L’errore originario delle istituzioni rappresentative italiane


 Stanno già litigando di nuovo, ma se passa lo sbarramento al 5%, voi pensate sul serio che sarà spazzato via Alfano? Ma no, Alfano e i cespugli in genere, non essendo in grado di raggiungere il 5% ma non volendo scollare le terga dalle poltrone, che faranno? Ovvio, s’infileranno in qualche altro partito più grosso, e si faranno eleggere lo stesso; anzi – che dico eleggere? – nominare!

 All’interno dei partiti in cui s’infilano, saranno lo stesso elemento di instabilità e ricatto che esercitano tuttora. Non è fantapolitica: basta esaminare un poco quanto già succede ogni giorno nel PD. Ecco il difetto, ecco il cancro originario del sistema.

 È il principio del “senza vincolo di mandato”, proprio delle rappresentanze di modello liberale; di fatto operante anche nello Statuto Albertino (1848-1946) con il divieto di “mandato imperativo”, ma sancito esplicitamente dall’articolo 67 della vigente costituzione.
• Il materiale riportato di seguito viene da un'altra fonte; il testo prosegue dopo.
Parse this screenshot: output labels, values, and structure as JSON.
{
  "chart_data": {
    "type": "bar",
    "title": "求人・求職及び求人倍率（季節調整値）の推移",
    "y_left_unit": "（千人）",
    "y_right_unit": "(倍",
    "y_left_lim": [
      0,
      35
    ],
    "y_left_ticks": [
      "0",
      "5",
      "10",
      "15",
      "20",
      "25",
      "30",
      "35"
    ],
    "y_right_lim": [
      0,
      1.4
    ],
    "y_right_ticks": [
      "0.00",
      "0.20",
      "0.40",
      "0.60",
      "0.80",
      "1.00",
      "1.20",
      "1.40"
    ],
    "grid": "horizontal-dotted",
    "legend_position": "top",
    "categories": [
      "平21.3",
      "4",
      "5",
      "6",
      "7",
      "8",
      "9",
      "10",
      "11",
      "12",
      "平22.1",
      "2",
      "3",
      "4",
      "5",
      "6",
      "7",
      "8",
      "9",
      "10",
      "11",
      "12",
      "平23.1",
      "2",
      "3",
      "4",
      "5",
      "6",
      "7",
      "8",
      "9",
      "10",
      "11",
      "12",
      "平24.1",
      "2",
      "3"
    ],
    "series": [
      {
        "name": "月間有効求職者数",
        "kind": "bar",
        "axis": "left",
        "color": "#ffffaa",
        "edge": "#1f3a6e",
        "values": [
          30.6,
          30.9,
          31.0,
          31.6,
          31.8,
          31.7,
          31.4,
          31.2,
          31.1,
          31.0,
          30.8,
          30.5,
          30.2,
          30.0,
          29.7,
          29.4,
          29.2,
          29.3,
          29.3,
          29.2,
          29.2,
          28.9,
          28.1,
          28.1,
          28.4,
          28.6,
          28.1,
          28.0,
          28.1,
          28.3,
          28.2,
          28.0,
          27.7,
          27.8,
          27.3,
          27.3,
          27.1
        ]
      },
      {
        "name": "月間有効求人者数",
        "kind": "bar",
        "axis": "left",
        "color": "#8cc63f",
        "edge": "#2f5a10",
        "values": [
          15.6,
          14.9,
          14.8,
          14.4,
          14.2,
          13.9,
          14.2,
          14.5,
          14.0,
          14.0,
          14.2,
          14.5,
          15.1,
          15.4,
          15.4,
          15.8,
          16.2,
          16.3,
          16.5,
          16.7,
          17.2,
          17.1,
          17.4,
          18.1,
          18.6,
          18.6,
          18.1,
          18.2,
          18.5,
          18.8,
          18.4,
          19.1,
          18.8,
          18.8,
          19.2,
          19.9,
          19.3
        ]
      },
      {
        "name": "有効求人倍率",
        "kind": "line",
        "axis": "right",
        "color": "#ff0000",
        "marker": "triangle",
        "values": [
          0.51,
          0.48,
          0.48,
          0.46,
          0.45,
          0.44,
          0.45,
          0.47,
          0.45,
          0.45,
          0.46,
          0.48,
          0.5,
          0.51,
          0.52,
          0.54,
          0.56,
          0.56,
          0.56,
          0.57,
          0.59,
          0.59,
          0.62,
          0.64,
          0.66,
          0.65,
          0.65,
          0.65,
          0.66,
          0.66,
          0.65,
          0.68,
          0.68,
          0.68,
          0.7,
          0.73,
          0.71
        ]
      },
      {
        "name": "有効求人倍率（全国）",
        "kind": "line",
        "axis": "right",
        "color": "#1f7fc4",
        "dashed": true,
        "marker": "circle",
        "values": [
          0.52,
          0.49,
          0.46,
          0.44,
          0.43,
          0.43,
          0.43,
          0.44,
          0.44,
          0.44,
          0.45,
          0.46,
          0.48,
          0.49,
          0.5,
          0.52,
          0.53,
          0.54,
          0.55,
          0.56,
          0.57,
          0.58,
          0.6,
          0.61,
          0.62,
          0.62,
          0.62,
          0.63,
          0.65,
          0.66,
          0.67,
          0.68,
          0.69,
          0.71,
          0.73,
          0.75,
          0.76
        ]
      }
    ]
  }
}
Eletto “senza vincolo”, il rappresentante può tranquillamente zompare da un partito all’altro, o promettere una cosa e poi farne un’altra diversa o contraria. Ciò ha creato una classe di professionisti della politica, il cui unico timore è di non essere rieletti: ma è sufficiente metterli in lista, eccetera.

 L’assetto costituzionale del 1947, del resto, è palesemente proporzionale. La vigente carta venne scritta da una miriade di partiti: due grossi, DC e PCI; un PSI di un certo peso; e tanti PLI, PRI, PSDI eccetera, che in un sistema maggioritario non avrebbero mai eletto un amministratore di condominio; e invece per decenni ebbero ministri e assessori e potere.

 Per arrivare a questo effetto, occorreva un parlamento con due camere equivalenti e un assurdo totale di quasi mille deputati e senatori; e la carta lo previde, e dura tuttora. Di questi mille, almeno novecento sono illustri anonimi, e sconosciuti agli stessi elettori, e perciò non obbligati neanche di fatto a mantenere gli impegni assunti per farsi eleggere; e nessuno li controlla.

 Premesso che un sistema antropologicamente marcio non viene migliorato da alcuna riforma, e che nessun sistema marcio si è mai autoriformato (l’esempio classico, la tedesca Repubblica di Weimar); se dovessi io decidere una specie di costituzione,

  1. Eviterei come la peste il “cartismo”: niente di scritto; la Gran Bretagna ne fa a meno, e non ne sente affatto il desiderio!
  2. Farei eleggere i rappresentanti in forma rigorosamente maggioritaria;
  3. E una camera di non più di cento deputati;
  4. E un senato non politico;
  5. Entrambe le assemblee, riunite solo in una “dieta”: un giorno ogni quattro mesi.

 Tranquilli, il nostro correttissimo sistema continuerà, in latino maccheronico, tra porcelli, tedeschelli, italici e altri giochetti da fiera. E l’Italia resterà instabile come è dal 1943: da allora, credo siamo arrivati già oltre i settanta governi e governicchi.